九月十九,天神祭祖。是以全城百姓一早便准备好了物品,皇室权贵们也早早地驱车前往城西的大相国寺。
城西原本是前朝富贵人家的聚集处,但是,因亡了国,所以这繁荣地,风水处也就算不得什么了。所以在此地便建起了不少的寺庙宗祠,大相国寺便了是其中之一。
云良阁这些年来经营不错,与众多朝中富贵人家也往来不少,多有交情。是以每年阁内众人都会受人邀请前来,毕竟能请到她们前来相伴,本就彰显了身份地位的不凡。明珠白玉,价高者得,向来如此。
周荷早早地便和云影出了门,现下就坐在距离大相国寺不远的一家酒楼里。
石阡看着和自己一般站在云影旁的女子,看着她明明和自己一般的侍女打扮但是却直教人觉得和自己是不一样的,可是若教自己细说,又说不出什么。石阡心下暗讨,眉毛跳了跳。
云影这次前来是受骆侍郎之子骆楚天相邀,可是不知怎的,一到这酒楼门口,骆楚天便匆匆告辞,说是有些重要事情要回去处理,。于是也便有了这三人在这酒楼的场景。
此处在酒楼二层临街而设,透着窗子便就能看到大相国寺门前的景象,倒也是个好地方。
周荷双眼微眯,临窗而望,看到了许多熟悉的人。
大相国寺石阶之前,只见众告女围着一个人,只见那女子,云髻似堆鸦,粉面若银盆,朱唇如樱滑,端正美人资,惊鸿还喜恰。
“卫姐姐,你这件衣服用的是冰执绮绣的织法吧?能请到凉娘子裁衣的整个顺兴也没有几个人了。”一满脸笑意,脸蛋圆圆的女子问道。
“是吗?这是母亲嘱托人做的,我向来不在意这些,所以倒不是很清楚。”卫浅阮微微一笑,手似不在意般的摸了摸自己的袖口。

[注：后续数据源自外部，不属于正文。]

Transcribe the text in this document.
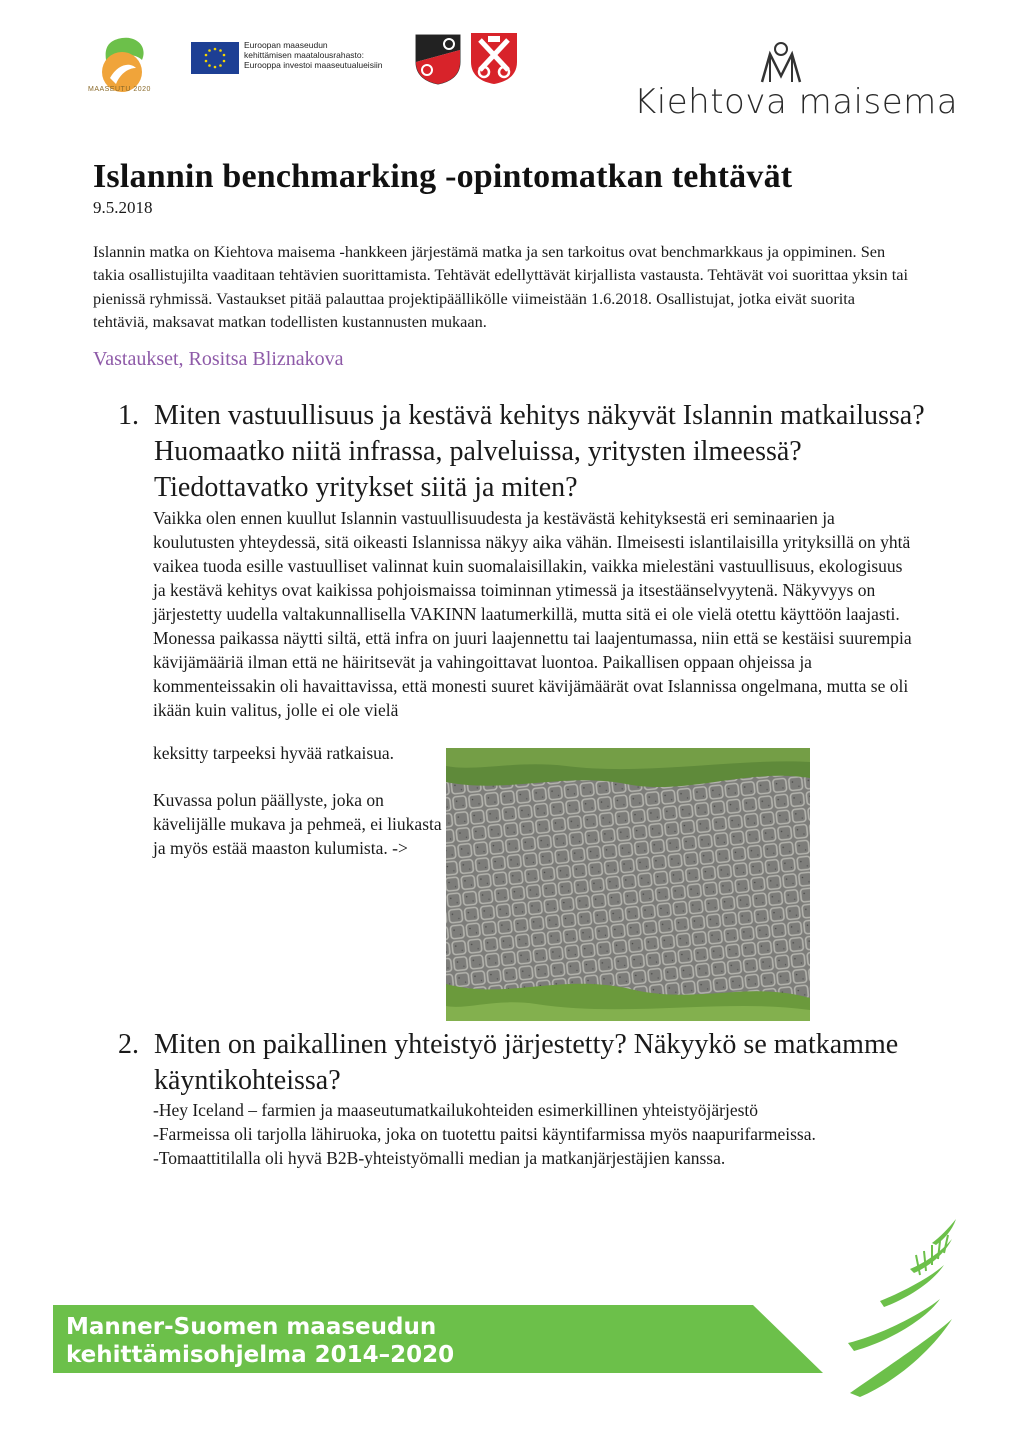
MAASEUTU 2020
Euroopan maaseudun
kehittämisen maatalousrahasto:
Eurooppa investoi maaseutualueisiin
Kiehtova maisema
Islannin benchmarking -opintomatkan tehtävät
9.5.2018
Islannin matka on Kiehtova maisema -hankkeen järjestämä matka ja sen tarkoitus ovat benchmarkkaus ja oppiminen. Sen takia osallistujilta vaaditaan tehtävien suorittamista. Tehtävät edellyttävät kirjallista vastausta. Tehtävät voi suorittaa yksin tai pienissä ryhmissä. Vastaukset pitää palauttaa projektipäällikölle viimeistään 1.6.2018. Osallistujat, jotka eivät suorita tehtäviä, maksavat matkan todellisten kustannusten mukaan.
Vastaukset, Rositsa Bliznakova
1. Miten vastuullisuus ja kestävä kehitys näkyvät Islannin matkailussa? Huomaatko niitä infrassa, palveluissa, yritysten ilmeessä? Tiedottavatko yritykset siitä ja miten?
Vaikka olen ennen kuullut Islannin vastuullisuudesta ja kestävästä kehityksestä eri seminaarien ja koulutusten yhteydessä, sitä oikeasti Islannissa näkyy aika vähän. Ilmeisesti islantilaisilla yrityksillä on yhtä vaikea tuoda esille vastuulliset valinnat kuin suomalaisillakin, vaikka mielestäni vastuullisuus, ekologisuus ja kestävä kehitys ovat kaikissa pohjoismaissa toiminnan ytimessä ja itsestäänselvyytenä. Näkyvyys on järjestetty uudella valtakunnallisella VAKINN laatumerkillä, mutta sitä ei ole vielä otettu käyttöön laajasti. Monessa paikassa näytti siltä, että infra on juuri laajennettu tai laajentumassa, niin että se kestäisi suurempia kävijämääriä ilman että ne häiritsevät ja vahingoittavat luontoa. Paikallisen oppaan ohjeissa ja kommenteissakin oli havaittavissa, että monesti suuret kävijämäärät ovat Islannissa ongelmana, mutta se oli ikään kuin valitus, jolle ei ole vielä
keksitty tarpeeksi hyvää ratkaisua.
Kuvassa polun päällyste, joka on kävelijälle mukava ja pehmeä, ei liukasta ja myös estää maaston kulumista. ->
2. Miten on paikallinen yhteistyö järjestetty? Näkyykö se matkamme käyntikohteissa?
-Hey Iceland – farmien ja maaseutumatkailukohteiden esimerkillinen yhteistyöjärjestö
-Farmeissa oli tarjolla lähiruoka, joka on tuotettu paitsi käyntifarmissa myös naapurifarmeissa.
-Tomaattitilalla oli hyvä B2B-yhteistyömalli median ja matkanjärjestäjien kanssa.
Manner-Suomen maaseudun
kehittämisohjelma 2014–2020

“卫姐姐向来醉心诗词琴艺,对这些身外之外自然是不会留心的。“王瑶看着周玉盈,眼神中带着嘲讽。
周玉盈听后,脸上的笑意也绷不住了,直直的瞪向王瑶。
“卫姐姐被夸为顺兴第一才女,这些还用你说吗。怕不是你也学某些人,仗着一副皮囊,就不长脑子了吧。”
王瑶出身武门,所以个子较平常女子要高许多,因着身材也较魁梧些,外加置常年“习些武艺,便更比寻常女子黑许多,更何况王瑶本身长相本就不出彩,所以周玉盈的话还真是明着往别人痛处上踩了。

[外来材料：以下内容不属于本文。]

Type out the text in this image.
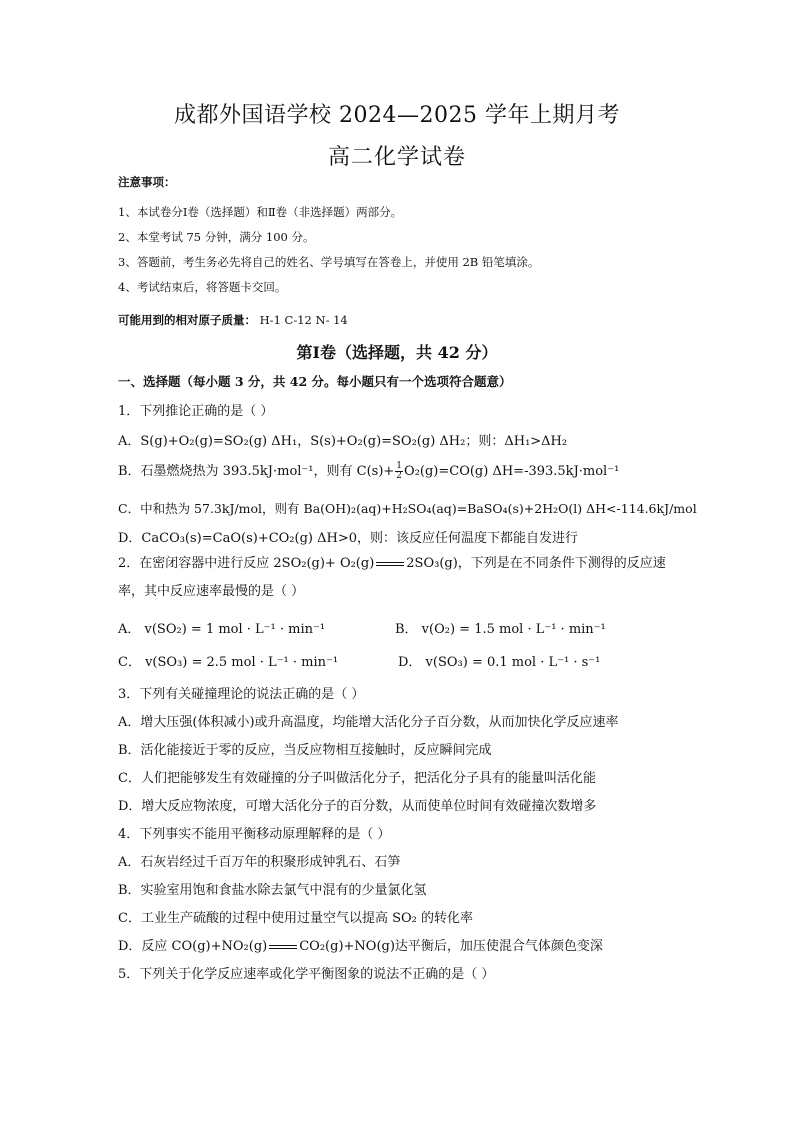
成都外国语学校 2024—2025 学年上期月考
高二化学试卷
注意事项：
1、本试卷分Ⅰ卷（选择题）和Ⅱ卷（非选择题）两部分。
2、本堂考试 75 分钟，满分 100 分。
3、答题前，考生务必先将自己的姓名、学号填写在答卷上，并使用 2B 铅笔填涂。
4、考试结束后，将答题卡交回。
可能用到的相对原子质量： H-1 C-12 N- 14
第Ⅰ卷（选择题，共 42 分）
一、选择题（每小题 3 分，共 42 分。每小题只有一个选项符合题意）
1．下列推论正确的是（ ）
A．S(g)+O₂(g)=SO₂(g) ΔH₁，S(s)+O₂(g)=SO₂(g) ΔH₂；则：ΔH₁>ΔH₂
B．石墨燃烧热为 393.5kJ·mol⁻¹，则有 $C(s)+ \frac{1}{2} O_2(g)=CO(g)$ ΔH=-393.5kJ·mol⁻¹
C．中和热为 57.3kJ/mol，则有 Ba(OH)₂(aq)+H₂SO₄(aq)=BaSO₄(s)+2H₂O(l) ΔH<-114.6kJ/mol
D．CaCO₃(s)=CaO(s)+CO₂(g) ΔH>0，则：该反应任何温度下都能自发进行
2．在密闭容器中进行反应 2SO₂(g)+ O₂(g) 2SO₃(g)，下列是在不同条件下测得的反应速率，其中反应速率最慢的是（ ）
A． v(SO₂) = 1 mol · L⁻¹ · min⁻¹	B． v(O₂) = 1.5 mol · L⁻¹ · min⁻¹
C． v(SO₃) = 2.5 mol · L⁻¹ · min⁻¹	D． v(SO₃) = 0.1 mol · L⁻¹ · s⁻¹
3．下列有关碰撞理论的说法正确的是（ ）
A．增大压强(体积减小)或升高温度，均能增大活化分子百分数，从而加快化学反应速率
B．活化能接近于零的反应，当反应物相互接触时，反应瞬间完成
C．人们把能够发生有效碰撞的分子叫做活化分子，把活化分子具有的能量叫活化能
D．增大反应物浓度，可增大活化分子的百分数，从而使单位时间有效碰撞次数增多
4．下列事实不能用平衡移动原理解释的是（ ）
A．石灰岩经过千百万年的积聚形成钟乳石、石笋
B．实验室用饱和食盐水除去氯气中混有的少量氯化氢
C．工业生产硫酸的过程中使用过量空气以提高 SO₂ 的转化率
D．反应 CO(g)+NO₂(g) CO₂(g)+NO(g)达平衡后，加压使混合气体颜色变深
5．下列关于化学反应速率或化学平衡图象的说法不正确的是（ ）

果然,王瑶听完这句话后便被激怒了,出手用力地甩出了腰边的鞭子。
“姑娘,那你看那边闹起来了。”石阡伸出手向云影指到。
“放心吧,闹不起来。”周荷看着不远处的那个人,冷笑道。
“确实闹不起来。”云影敛回目光,看向周荷道。“你认识她”,不是疑问,而是肯定。
何止是认识,渊源颇深。
“卫浅阮,御史台大人的千金,顺兴第一才女。”周荷浅道。
穆氏一族在朝中固根已有百年之久,朝中不乏许多至交好友,御史台的卫中信便是其中之一。
自古御史台掌着监督百官,劝谏天听的职责,可以说是拿着天下文人的笔杆子。可是为人做官的,手下哪里又可能没点事,所以自然而然,一些御史台大人的门前可就热闹了。

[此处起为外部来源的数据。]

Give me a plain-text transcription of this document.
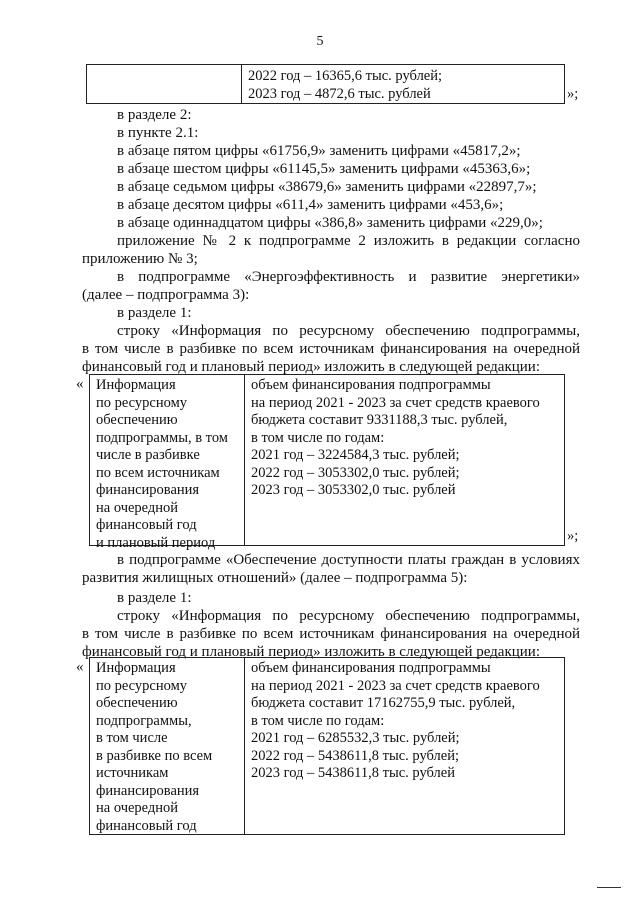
5
2022 год – 16365,6 тыс. рублей;
2023 год – 4872,6 тыс. рублей	»;
в разделе 2:
в пункте 2.1:
в абзаце пятом цифры «61756,9» заменить цифрами «45817,2»;
в абзаце шестом цифры «61145,5» заменить цифрами «45363,6»;
в абзаце седьмом цифры «38679,6» заменить цифрами «22897,7»;
в абзаце десятом цифры «611,4» заменить цифрами «453,6»;
в абзаце одиннадцатом цифры «386,8» заменить цифрами «229,0»;
приложение № 2 к подпрограмме 2 изложить в редакции согласно
приложению № 3;
в подпрограмме «Энергоэффективность и развитие энергетики»
(далее – подпрограмма 3):
в разделе 1:
строку «Информация по ресурсному обеспечению подпрограммы,
в том числе в разбивке по всем источникам финансирования на очередной
финансовый год и плановый период» изложить в следующей редакции:
« Информация
по ресурсному
обеспечению
подпрограммы, в том
числе в разбивке
по всем источникам
финансирования
на очередной
финансовый год
и плановый период
объем финансирования подпрограммы
на период 2021 - 2023 за счет средств краевого
бюджета составит 9331188,3 тыс. рублей,
в том числе по годам:
2021 год – 3224584,3 тыс. рублей;
2022 год – 3053302,0 тыс. рублей;
2023 год – 3053302,0 тыс. рублей
»;
в подпрограмме «Обеспечение доступности платы граждан в условиях
развития жилищных отношений» (далее – подпрограмма 5):
в разделе 1:
строку «Информация по ресурсному обеспечению подпрограммы,
в том числе в разбивке по всем источникам финансирования на очередной
финансовый год и плановый период» изложить в следующей редакции:
« Информация
по ресурсному
обеспечению
подпрограммы,
в том числе
в разбивке по всем
источникам
финансирования
на очередной
финансовый год
объем финансирования подпрограммы
на период 2021 - 2023 за счет средств краевого
бюджета составит 17162755,9 тыс. рублей,
в том числе по годам:
2021 год – 6285532,3 тыс. рублей;
2022 год – 5438611,8 тыс. рублей;
2023 год – 5438611,8 тыс. рублей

原本这样的事当今圣上一直睁一只眼闭一只眼也就当没看见了,毕竟水至清则无鱼。可是后来竟然连螺洲的旱灾也敢替他们瞒着,直到一封万民书不知道怎的被贴在顺兴城墙前,偏偏此时圣上还在修建皇陵,民情民意可想而知。
皇家颜面大失,皇上盛怒,命右相穆阳北奉圣名彻查御史台,也就是那时候父亲结识了卫中信。